The process of legally removing a person from the U.S. is known as "deportation" or "removal." In order to be removed, grounds for deportation must be proven to exist to an immigration court. The burden of proof is on the government.

There are many grounds for deportation, including any fraud or misrepresentation while applying for a visa, or even citizenship. Even if a person has become a naturalized citizen of the U.S., they can lose their citizenship and be deported if the government finds out that they misrepresented a material fact at any stage of the process, from initial entry all the way up to naturalization.

Furthermore, an immigrant can be deported if they commit a serious crime, such as murder, rape, drug trafficking, or gun running. Less serious crimes can also be grounds for deportation if they involve "moral turpitude."

These are crimes which may not have the extreme negative consequences of the ones mentioned above, but which clearly demonstrate that the person who committed them is of poor moral character. They include things like fraud, embezzlement, and theft.

A person can also be removed if they overstay their visa.

Restrictions on Deportation

There are many reasons why the government might be unable to deport someone, even if they are not technically in the country legally.

One of the big ones is amnesty. A person can apply for amnesty virtually any time (as long as it's within a year of their most recent entry), and if the government finds that the grounds for amnesty exist, they cannot be deported, at least for the time being.

A person can also apply for voluntary departure if they're facing deportation. This allows them to voluntarily leave the country, without having actually been deported. This means that if they want to re-enter the country, and apply for entry through the proper legal channels, they don't have a prior deportation on their record, making the process much easier.

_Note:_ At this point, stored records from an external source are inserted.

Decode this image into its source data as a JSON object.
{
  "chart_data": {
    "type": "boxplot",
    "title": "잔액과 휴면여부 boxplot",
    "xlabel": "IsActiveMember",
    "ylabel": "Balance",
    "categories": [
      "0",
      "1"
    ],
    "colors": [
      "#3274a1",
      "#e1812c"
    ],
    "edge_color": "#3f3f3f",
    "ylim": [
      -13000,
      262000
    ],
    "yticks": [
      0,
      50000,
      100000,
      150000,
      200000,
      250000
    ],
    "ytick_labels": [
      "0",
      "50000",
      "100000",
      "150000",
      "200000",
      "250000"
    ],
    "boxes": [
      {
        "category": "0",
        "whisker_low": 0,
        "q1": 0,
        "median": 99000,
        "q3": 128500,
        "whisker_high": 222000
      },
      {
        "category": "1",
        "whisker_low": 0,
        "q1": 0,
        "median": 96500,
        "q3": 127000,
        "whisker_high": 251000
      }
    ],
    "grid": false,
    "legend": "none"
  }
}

People who are being deported because they've been convicted of serious crimes usually don't have any of these exceptions available to them. However, they are, at least in theory, covered by the Convention Against Torture (CAT). The CAT is an international treaty which the U.S. has signed. All signatory nations agree that they will not deport anyone (regardless of who they are or what they've done) to a country where they are likely to be tortured. The U.S. is generally pretty good about honoring its obligations under this treaty, when it can be proven that a person will be tortured in their home country.